Earlier in the week the Life Tabernacle Church pastor called the virus "politically motivated" and vowed to exercise his First Amendment right to assemble. Today he had much more to say about that.
"This morning, yes, sir, 10:00 AM," he told Blackwell in response to whether he'd hold services this week. "We will actually run our buses. We have 27 buses that we cover in a 50-mile radius of our city. We bring people into the house of God, feed them natural food and spiritual food and then we go right back into our respective places. It takes us about eight hours to run into service on Sunday morning and then we come back in tonight.”
Now he claims they disinfect the church and practice social distancing but I'm thinking about those buses and that it absolutely won't matter whether or not they bleach everything before putting 1800 or so people together for 8 hours to eat and sing. They should take a lesson from the Skagit Valley Choir.
When Blackwell challenged him to reconcile his "pro-life" stance with his decision to place people at risk of getting a disease that might kill them, Spell had an answer for that, too.

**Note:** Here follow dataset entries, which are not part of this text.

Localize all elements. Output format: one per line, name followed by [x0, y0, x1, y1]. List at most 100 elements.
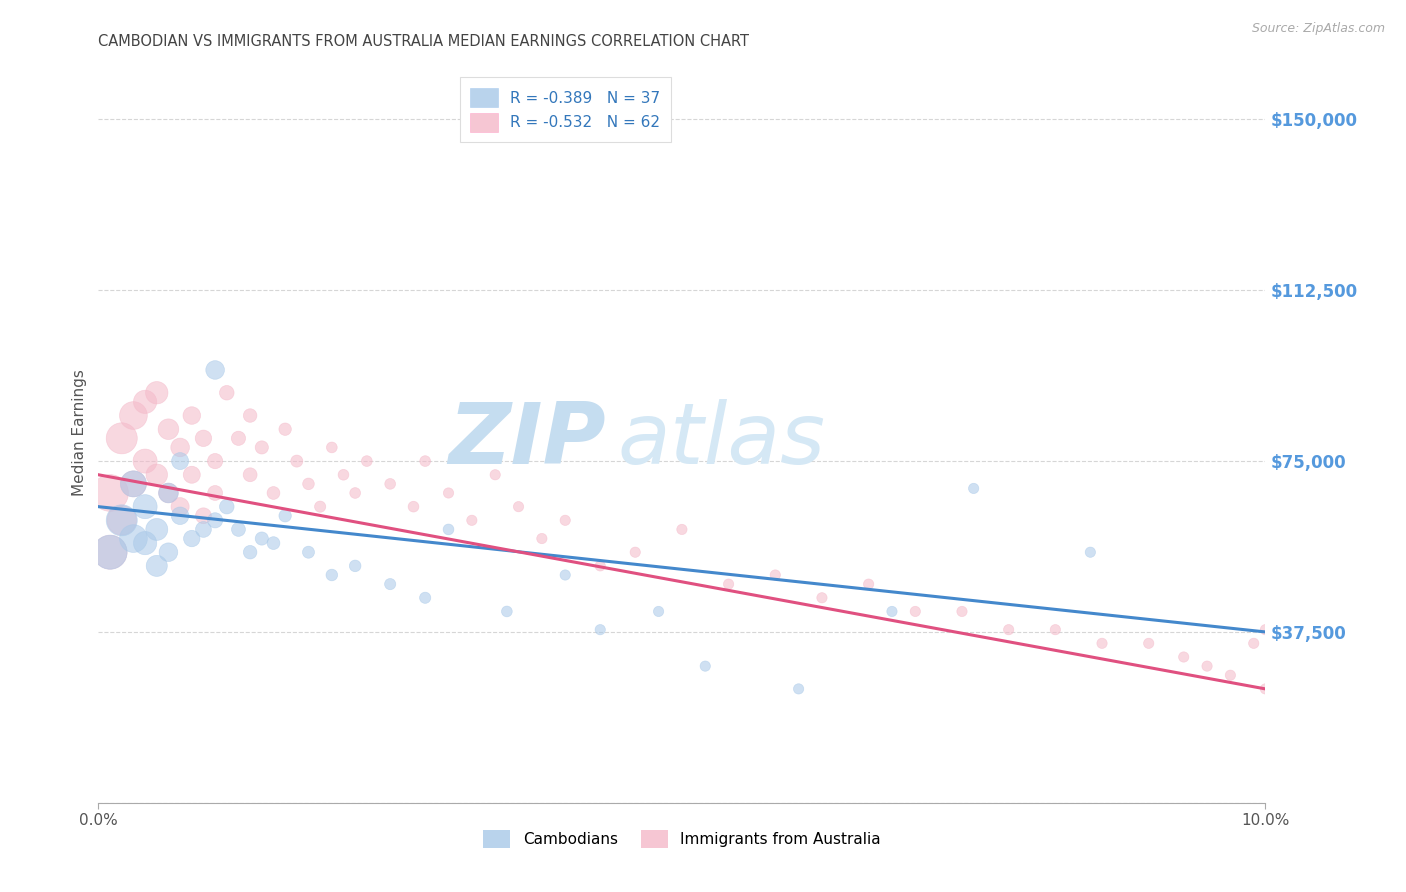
Point: [787, 681, 810, 696]
Point: [180, 532, 202, 546]
Point: [484, 467, 506, 482]
Point: [811, 591, 834, 605]
Point: [671, 523, 693, 537]
Point: [1173, 650, 1195, 665]
Point: [193, 523, 215, 537]
Point: [180, 409, 202, 423]
Text: Source: ZipAtlas.com: Source: ZipAtlas.com: [1251, 22, 1385, 36]
Point: [98, 486, 121, 500]
Point: [508, 500, 530, 514]
Point: [204, 454, 226, 468]
Point: [589, 558, 612, 573]
Point: [146, 467, 169, 482]
Point: [239, 409, 262, 423]
Point: [717, 577, 740, 591]
Point: [1091, 636, 1114, 650]
Point: [695, 659, 717, 673]
Point: [309, 500, 332, 514]
Point: [122, 532, 145, 546]
Point: [215, 500, 238, 514]
Y-axis label: Median Earnings: Median Earnings: [72, 369, 87, 496]
Point: [356, 454, 378, 468]
Point: [1080, 545, 1102, 559]
Point: [437, 486, 460, 500]
Point: [647, 604, 669, 618]
Point: [169, 441, 191, 455]
Point: [624, 545, 647, 559]
Point: [344, 558, 367, 573]
Point: [122, 476, 145, 491]
Point: [98, 545, 121, 559]
Point: [111, 513, 134, 527]
Point: [250, 532, 273, 546]
Point: [763, 568, 786, 582]
Point: [589, 623, 612, 637]
Point: [321, 441, 343, 455]
Point: [950, 604, 973, 618]
Point: [204, 363, 226, 377]
Point: [98, 545, 121, 559]
Point: [193, 508, 215, 523]
Point: [262, 536, 284, 550]
Point: [880, 604, 903, 618]
Point: [134, 500, 156, 514]
Point: [1045, 623, 1067, 637]
Point: [262, 486, 284, 500]
Point: [344, 486, 367, 500]
Point: [228, 431, 250, 445]
Text: CAMBODIAN VS IMMIGRANTS FROM AUSTRALIA MEDIAN EARNINGS CORRELATION CHART: CAMBODIAN VS IMMIGRANTS FROM AUSTRALIA M…: [98, 34, 749, 49]
Point: [274, 422, 297, 436]
Point: [321, 568, 343, 582]
Point: [146, 558, 169, 573]
Text: ZIP: ZIP: [449, 399, 606, 482]
Point: [169, 500, 191, 514]
Point: [239, 545, 262, 559]
Point: [215, 385, 238, 400]
Point: [332, 467, 354, 482]
Point: [1254, 623, 1277, 637]
Point: [437, 523, 460, 537]
Point: [297, 476, 319, 491]
Point: [157, 486, 180, 500]
Point: [1219, 668, 1241, 682]
Point: [461, 513, 484, 527]
Point: [554, 513, 576, 527]
Point: [157, 486, 180, 500]
Point: [134, 454, 156, 468]
Point: [111, 431, 134, 445]
Point: [997, 623, 1019, 637]
Point: [858, 577, 880, 591]
Point: [134, 536, 156, 550]
Point: [274, 508, 297, 523]
Point: [962, 482, 984, 496]
Point: [157, 545, 180, 559]
Point: [285, 454, 308, 468]
Point: [297, 545, 319, 559]
Point: [904, 604, 927, 618]
Point: [496, 604, 519, 618]
Point: [402, 500, 425, 514]
Point: [122, 409, 145, 423]
Point: [169, 454, 191, 468]
Point: [1195, 659, 1218, 673]
Point: [193, 431, 215, 445]
Point: [111, 513, 134, 527]
Point: [204, 513, 226, 527]
Point: [380, 577, 402, 591]
Point: [122, 476, 145, 491]
Point: [554, 568, 576, 582]
Point: [146, 385, 169, 400]
Point: [1243, 636, 1265, 650]
Point: [1137, 636, 1160, 650]
Point: [1254, 681, 1277, 696]
Point: [413, 454, 436, 468]
Point: [169, 508, 191, 523]
Point: [380, 476, 402, 491]
Point: [250, 441, 273, 455]
Point: [204, 486, 226, 500]
Point: [239, 467, 262, 482]
Point: [146, 523, 169, 537]
Text: atlas: atlas: [617, 399, 825, 482]
Point: [413, 591, 436, 605]
Legend: Cambodians, Immigrants from Australia: Cambodians, Immigrants from Australia: [477, 823, 887, 855]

“My response to that is people’s hope is in the house of God,” Spell declared. “If they do contract the virus, if they have fears of the virus, the church is more essential now than ever to pray with people, to let them know there is a physician in Jesus Christ."
He emphasized, "He is the healer; come under you all that are weary and heavy-laden, let me give you rest."
And as a parting shot, he noted, "We were supposed to be at a million and a half body bags and we’re at 4,800 so the narrative is false."
Oh hey, Pastor. We well may be at a million and a half body bags. Brown and black people are dying from this virus in higher proportions because of poverty and want. Those conditions don't go away by faith, and viruses don't stop killing people. Putting all of those people at risk by packing them in buses and taking them to church is not what I view as Christian charity.
How is this so difficult to understand? How is it so difficult to be creative with church, to use radios and the internet and television or whatever else we can so people don't die?
They may have the right to assemble, but at what cost?